Ce travail de montage entre en résonance avec l’idée que, dans la relation complexe qu’entretiennent les deux femmes, c’est progressivement la mère qui redevient enfant et la fille qui se retrouve à materner sa génitrice. Vu autrement, ce concept favorise aussi l’idée qu’Aïcha n’a pas totalement disparu et se réincarne en Karima, dont le regard et la voix prolongent l’histoire de sa mère.
Aïcha a osé braver nombre d’interdits, et Karima, sans pour autant renier sa culture originelle qui n’est pas incompatible avec la modernité, prolonge ce geste de libération. Cette idée est également incarnée, d’un point de vue davantage historique, par les images montrant des enfants belges de toutes origines participer à une cérémonie devant le monument du Soldat inconnu.
Karima Saïdi évoque par ces images un brin ironiques sa double identité ainsi que la parfaite harmonie qui en découle, se sentant pleinement intégrée à cette Belgique qui lui a tant donné.
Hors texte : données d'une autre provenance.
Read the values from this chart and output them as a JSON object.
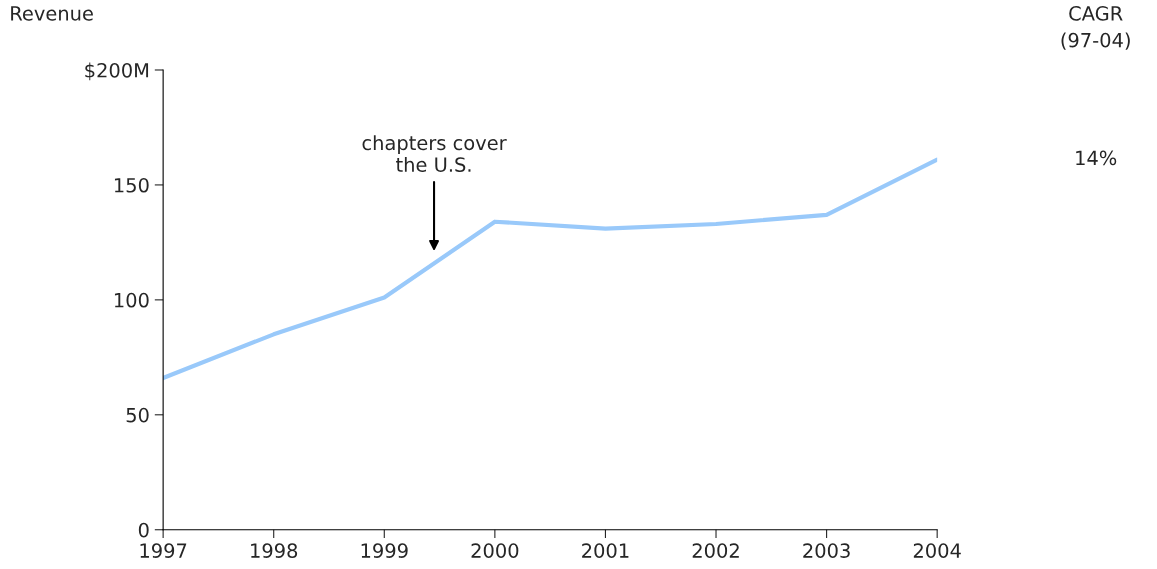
{
  "chart_data": {
    "type": "line",
    "ylabel": "Revenue",
    "x": [
      1997,
      1998,
      1999,
      2000,
      2001,
      2002,
      2003,
      2004
    ],
    "series": [
      {
        "color": "#99c9fa",
        "values": [
          66,
          85,
          101,
          134,
          131,
          133,
          137,
          161
        ]
      }
    ],
    "xlim": [
      1997,
      2004
    ],
    "xticks": [
      1997,
      1998,
      1999,
      2000,
      2001,
      2002,
      2003,
      2004
    ],
    "ylim": [
      0,
      200
    ],
    "yticks": [
      0,
      50,
      100,
      150,
      {
        "value": 200,
        "label": "$200M"
      }
    ],
    "grid": false,
    "legend": false,
    "annotations": [
      "CAGR",
      "(97-04)",
      "14%",
      "chapters cover\nthe U.S."
    ]
  }
}
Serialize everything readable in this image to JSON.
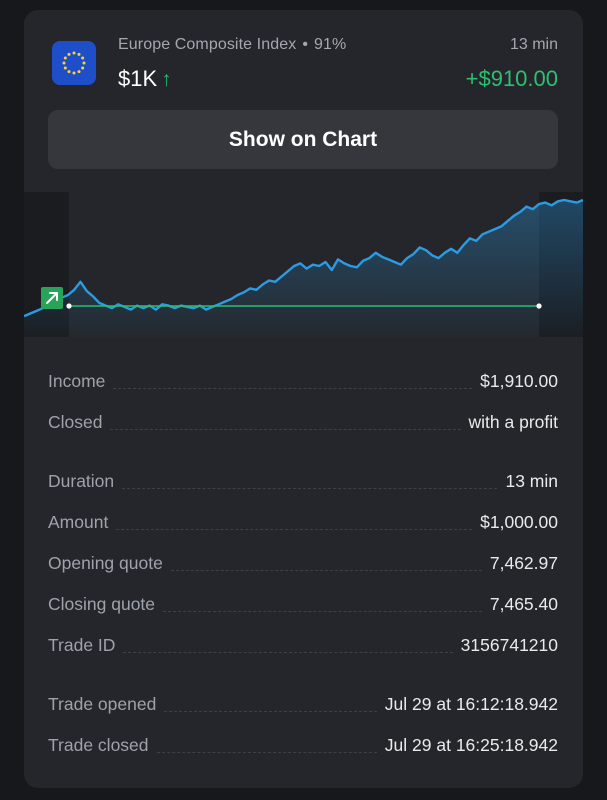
{
  "header": {
    "asset_name": "Europe Composite Index",
    "payout": "91%",
    "separator": "•",
    "investment": "$1K",
    "direction_arrow": "↑",
    "duration_short": "13 min",
    "profit": "+$910.00",
    "flag_icon": "eu-flag-icon",
    "colors": {
      "profit": "#2fbf71",
      "flag": "#1f4fc8"
    }
  },
  "show_chart_button": {
    "label": "Show on Chart"
  },
  "trade_chart": {
    "direction_badge_icon": "arrow-up-right-icon",
    "colors": {
      "line": "#2b9be4",
      "entry_line": "#27c071",
      "badge": "#2aa35a"
    },
    "price_series": [
      0.12,
      0.14,
      0.16,
      0.18,
      0.21,
      0.24,
      0.26,
      0.28,
      0.32,
      0.38,
      0.31,
      0.27,
      0.22,
      0.2,
      0.18,
      0.21,
      0.19,
      0.17,
      0.2,
      0.18,
      0.2,
      0.17,
      0.21,
      0.2,
      0.18,
      0.2,
      0.19,
      0.18,
      0.2,
      0.17,
      0.19,
      0.21,
      0.23,
      0.25,
      0.28,
      0.3,
      0.33,
      0.32,
      0.36,
      0.39,
      0.38,
      0.42,
      0.46,
      0.5,
      0.52,
      0.48,
      0.51,
      0.5,
      0.53,
      0.47,
      0.55,
      0.52,
      0.5,
      0.49,
      0.54,
      0.56,
      0.6,
      0.57,
      0.55,
      0.53,
      0.51,
      0.56,
      0.59,
      0.64,
      0.62,
      0.58,
      0.56,
      0.6,
      0.63,
      0.6,
      0.66,
      0.71,
      0.69,
      0.74,
      0.76,
      0.78,
      0.8,
      0.84,
      0.88,
      0.91,
      0.95,
      0.93,
      0.97,
      0.98,
      0.96,
      0.99,
      1.0,
      0.99,
      0.98,
      1.0
    ]
  },
  "details": {
    "income": {
      "label": "Income",
      "value": "$1,910.00"
    },
    "closed": {
      "label": "Closed",
      "value": "with a profit"
    },
    "duration": {
      "label": "Duration",
      "value": "13 min"
    },
    "amount": {
      "label": "Amount",
      "value": "$1,000.00"
    },
    "opening_quote": {
      "label": "Opening quote",
      "value": "7,462.97"
    },
    "closing_quote": {
      "label": "Closing quote",
      "value": "7,465.40"
    },
    "trade_id": {
      "label": "Trade ID",
      "value": "3156741210"
    },
    "trade_opened": {
      "label": "Trade opened",
      "value": "Jul 29 at 16:12:18.942"
    },
    "trade_closed": {
      "label": "Trade closed",
      "value": "Jul 29 at 16:25:18.942"
    }
  }
}
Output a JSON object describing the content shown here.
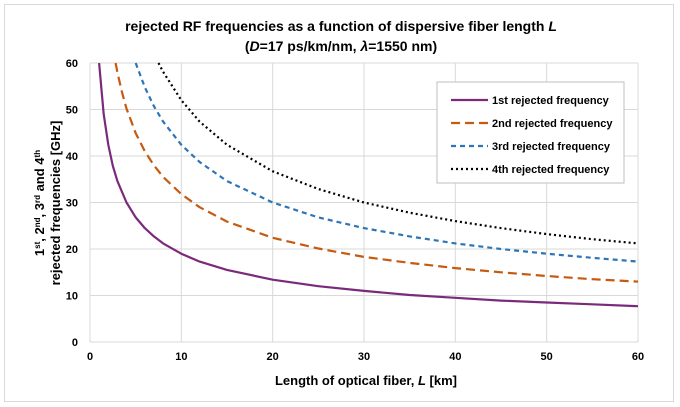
{
  "chart_data": {
    "type": "line",
    "title_line1": "rejected RF frequencies as a function of dispersive fiber length ",
    "title_line1_var": "L",
    "title_line2_pre": "(",
    "title_D": "D",
    "title_mid": "=17 ps/km/nm, ",
    "title_lambda": "λ",
    "title_post": "=1550 nm)",
    "xlabel_pre": "Length of optical fiber,  ",
    "xlabel_var": "L",
    "xlabel_post": " [km]",
    "ylabel_line1": "1st, 2nd, 3rd and 4th",
    "ylabel_line2": "rejected frequencies [GHz]",
    "xlim": [
      0,
      60
    ],
    "ylim": [
      0,
      60
    ],
    "xticks": [
      0,
      10,
      20,
      30,
      40,
      50,
      60
    ],
    "yticks": [
      0,
      10,
      20,
      30,
      40,
      50,
      60
    ],
    "grid": true,
    "legend_position": "top-right",
    "series": [
      {
        "name": "1st rejected frequency",
        "color": "#7b2a7b",
        "dash": "solid",
        "x": [
          1.0,
          1.5,
          2,
          2.5,
          3,
          4,
          5,
          6,
          7,
          8,
          10,
          12,
          15,
          20,
          25,
          30,
          35,
          40,
          45,
          50,
          55,
          60
        ],
        "y": [
          60.0,
          49.0,
          42.4,
          37.9,
          34.6,
          30.0,
          26.8,
          24.5,
          22.7,
          21.2,
          19.0,
          17.3,
          15.5,
          13.4,
          12.0,
          11.0,
          10.1,
          9.5,
          8.9,
          8.5,
          8.1,
          7.7
        ]
      },
      {
        "name": "2nd rejected frequency",
        "color": "#c55a11",
        "dash": "long",
        "x": [
          2.8,
          3,
          3.5,
          4,
          5,
          6,
          7,
          8,
          10,
          12,
          15,
          20,
          25,
          30,
          35,
          40,
          45,
          50,
          55,
          60
        ],
        "y": [
          60.0,
          58.0,
          53.7,
          50.2,
          44.9,
          41.0,
          38.0,
          35.5,
          31.8,
          29.0,
          25.9,
          22.4,
          20.1,
          18.3,
          17.0,
          15.9,
          15.0,
          14.2,
          13.5,
          13.0
        ]
      },
      {
        "name": "3rd rejected frequency",
        "color": "#2e75b6",
        "dash": "dash",
        "x": [
          5.0,
          6,
          7,
          8,
          10,
          12,
          15,
          20,
          25,
          30,
          35,
          40,
          45,
          50,
          55,
          60
        ],
        "y": [
          60.0,
          54.8,
          50.7,
          47.4,
          42.4,
          38.7,
          34.6,
          30.0,
          26.8,
          24.5,
          22.7,
          21.2,
          20.0,
          19.0,
          18.1,
          17.3
        ]
      },
      {
        "name": "4th rejected frequency",
        "color": "#000000",
        "dash": "dot",
        "x": [
          7.5,
          8,
          10,
          12,
          15,
          20,
          25,
          30,
          35,
          40,
          45,
          50,
          55,
          60
        ],
        "y": [
          60.0,
          58.1,
          52.0,
          47.4,
          42.4,
          36.7,
          32.9,
          30.0,
          27.8,
          26.0,
          24.5,
          23.2,
          22.1,
          21.2
        ]
      }
    ]
  }
}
À la fin du film, la réalisatrice évoque en voix off le fait qu’elle n’est pas mère et associe ces mots à un plan d’eau d’un bord de plage tangérois qu’on pourrait qualifier de maternelle. Les plans suivants montrent le corps de la défunte qu’on couvre d’un linceul. L’association et l’enchaînement de ces mots et images symbolise le deuil de deux mères : celle de Karima, et celle que Karima n’a pas été. Elle l’a pourtant été, pour cette femme qu’elle a aimée et assistée jusqu’au bout.
Dans le plan final du film, la caméra panote en plongée de la tombe d’Aïcha à un amas de feuilles mortes et inertes. Alors, les feuilles frémissent. En un simple mouvement de caméra, on bascule de la mort à un retour à la vie. Le film, quant à lui, est devenu la maison d’Aïcha, l’écrin de sa mémoire.